3. Extraktion von Elektrofahrzeugen

  1. Musterkollektion
    1. Tauchen Sie ein steriles Wattestäbchen in 75%igen Alkohol und verwenden Sie es, um den Anus der Ratte zu stimulieren. Die Stimulation sollte die Darmperistaltik fördern und den Analschließmuskel entspannen, wodurch der Stuhlgang gefördert wird. Nachdem der Kot ausgestoßen wurde, sammeln Sie ihn mit einer sterilen Pinzette in sterilen Behältern geeigneter Größe und lagern Sie ihn sofort bei -80 °C.
  2. Probenvorbereitung
    1. Mit einem Löffel 5 g Kot in ein vorgewogenes 50-ml-Zentrifugenröhrchen geben. Geben Sie 50 mL vorgewärmtes 37 °C endotoxinfreies PBS (maximale Probenkonzentration 10 %) in das Röhrchen und drehen Sie es 30 Minuten lang. Kühlen Sie die Hochgeschwindigkeitszentrifuge auf 4 °C ab.
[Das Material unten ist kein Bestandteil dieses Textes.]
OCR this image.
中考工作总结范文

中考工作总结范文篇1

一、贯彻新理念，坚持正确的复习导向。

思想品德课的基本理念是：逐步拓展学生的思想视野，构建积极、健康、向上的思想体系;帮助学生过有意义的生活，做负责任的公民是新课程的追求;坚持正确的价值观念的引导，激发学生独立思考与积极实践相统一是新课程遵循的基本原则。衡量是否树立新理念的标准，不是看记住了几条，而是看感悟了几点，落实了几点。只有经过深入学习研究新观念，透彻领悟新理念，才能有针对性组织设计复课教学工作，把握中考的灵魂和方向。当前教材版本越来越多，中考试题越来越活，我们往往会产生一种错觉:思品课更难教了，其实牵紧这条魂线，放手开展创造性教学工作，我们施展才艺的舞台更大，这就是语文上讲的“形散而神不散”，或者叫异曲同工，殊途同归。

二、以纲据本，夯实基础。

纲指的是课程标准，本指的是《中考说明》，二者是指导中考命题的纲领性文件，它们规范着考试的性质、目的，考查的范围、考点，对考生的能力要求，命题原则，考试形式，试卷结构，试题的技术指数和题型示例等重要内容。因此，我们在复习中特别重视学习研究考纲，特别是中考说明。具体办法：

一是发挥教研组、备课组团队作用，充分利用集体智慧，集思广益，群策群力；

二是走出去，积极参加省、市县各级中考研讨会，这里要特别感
    2. Zentrifugieren Sie 15 Minuten lang bei 8.000 x g , nachdem die Proben symmetrisch platziert wurden, damit die Zentrifuge sich äquilibrieren kann. Nach der Zentrifugation wird der Überstand abgesaugt und in ein neues steriles Zentrifugenröhrchen überführt.
    3. Erneut bei 8.000 x g für 15 min zentrifugieren. Aspirieren Sie den Überstand und verwenden Sie ihn für die weitere Analyse.
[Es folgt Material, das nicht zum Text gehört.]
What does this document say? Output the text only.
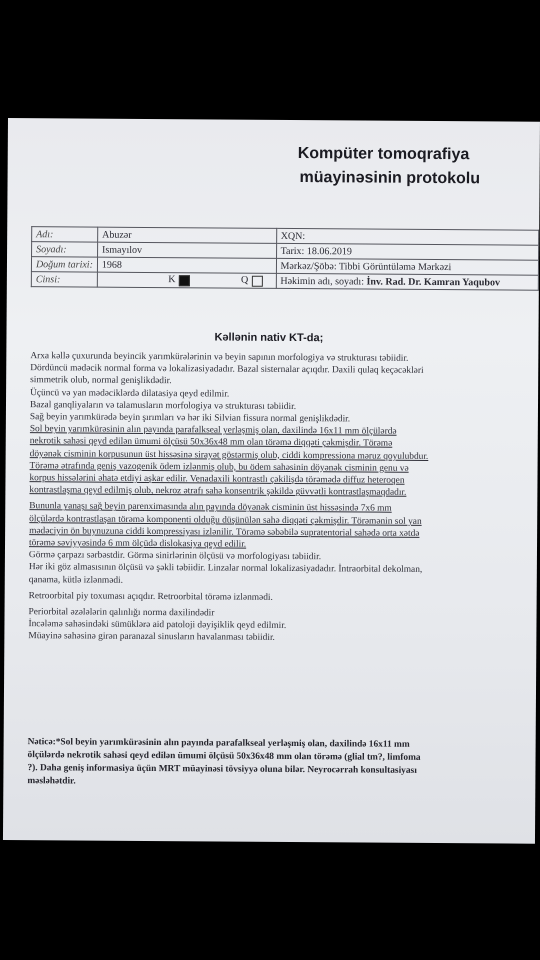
Kompüter tomoqrafiya
müayinəsinin protokolu
Adı:	Abuzər	XQN:
Soyadı:	Ismayılov	Tarix: 18.06.2019
Doğum tarixi:	1968	Mərkəz/Şöbə: Tibbi Görüntüləmə Mərkəzi
Cinsi:	K Q	Həkimin adı, soyadı: İnv. Rad. Dr. Kamran Yaqubov
Kəllənin nativ KT-da;
Arxa kəllə çuxurunda beyincik yarımkürələrinin və beyin sapının morfologiya və strukturası təbiidir.
Dördüncü mədəcik normal forma və lokalizasiyadadır. Bazal sisternalar açıqdır. Daxili qulaq keçəcəkləri
simmetrik olub, normal genişlikdədir.
Üçüncü və yan mədəciklərdə dilatasiya qeyd edilmir.
Bazal ganqliyaların və talamusların morfologiya və strukturası təbiidir.
Sağ beyin yarımkürədə beyin şırımları və hər iki Silvian fissura normal genişlikdədir.
Sol beyin yarımkürəsinin alın payında parafalkseal yerləşmiş olan, daxilində 16x11 mm ölçülərdə
nekrotik sahəsi qeyd edilən ümumi ölçüsü 50x36x48 mm olan törəmə diqqəti çəkmişdir. Törəmə
döyənək cisminin korpusunun üst hissəsinə sirayət göstərmiş olub, ciddi kompressiona məruz qoyulubdur.
Törəmə ətrafında geniş vazogenik ödem izlənmiş olub, bu ödem sahəsinin döyənək cisminin genu və
korpus hissələrini əhatə etdiyi aşkar edilir. Venadaxili kontrastlı çəkilişdə törəmədə diffuz heteroqen
kontrastlaşma qeyd edilmiş olub, nekroz ətrafı sahə konsentrik şəkildə güvvətli kontrastlaşmaqdadır.
Bununla yanaşı sağ beyin parenximasında alın payında döyənək cisminin üst hissəsində 7x6 mm
ölçülərdə kontrastlaşan törəmə komponenti olduğu düşünülən sahə diqqəti çəkmişdir. Törəmənin sol yan
mədəciyin ön buynuzuna ciddi kompressiyası izlənilir. Törəmə səbəbilə supratentorial sahədə orta xətdə
törəmə səviyyəsində 6 mm ölçüdə dislokasiya qeyd edilir.
Görmə çarpazı sərbəstdir. Görmə sinirlərinin ölçüsü və morfologiyası təbiidir.
Hər iki göz almasısının ölçüsü və şəkli təbiidir. Linzalar normal lokalizasiyadadır. İntraorbital dekolman,
qanama, kütlə izlənmədi.
Retroorbital piy toxuması açıqdır. Retroorbital törəmə izlənmədi.
Periorbital əzələlərin qalınlığı norma daxilindədir
İncələmə sahəsindəki sümüklərə aid patoloji dəyişiklik qeyd edilmir.
Müayinə sahəsinə girən paranazal sinusların havalanması təbiidir.
Nəticə:*Sol beyin yarımkürəsinin alın payında parafalkseal yerləşmiş olan, daxilində 16x11 mm
ölçülərdə nekrotik sahəsi qeyd edilən ümumi ölçüsü 50x36x48 mm olan törəmə (glial tm?, limfoma
?). Daha geniş informasiya üçün MRT müayinəsi tövsiyyə oluna bilər. Neyrocərrah konsultasiyası
məsləhətdir.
  3. Zubereitung von Rohextrakten
    1. Verwenden Sie eine sterile 0,22 μm Filtereinheit. Stellen Sie die Filtereinheit auf Eis und halten Sie die Vakuumpumpe fest. Den erhaltenen Überstand an die Oberseite des Filters übertragen. Schalten Sie die Vakuumpumpe ein, um die gefilterten Proben zu sammeln.
    2. Das Filtrat in einen Zentrifugalfilter (10 kDa, 15 mL) überführen, 30 min lang bei 4 °C, 3.000 x g zentrifugieren und die Probe auf mindestens 1400 μl konzentrieren.
    3. Entnehmen Sie die konzentrierte Probe und verdünnen Sie sie bei Bedarf mit vorgekühltem endotoxinfreiem PBS auf 1400 μl. Bewahren Sie die Probe unmittelbar nach der Verdünnung auf Eis auf.
      HINWEIS: Der Rohextrakt kann sofort verwendet oder mehrere Monate bei -80 °C gelagert werden.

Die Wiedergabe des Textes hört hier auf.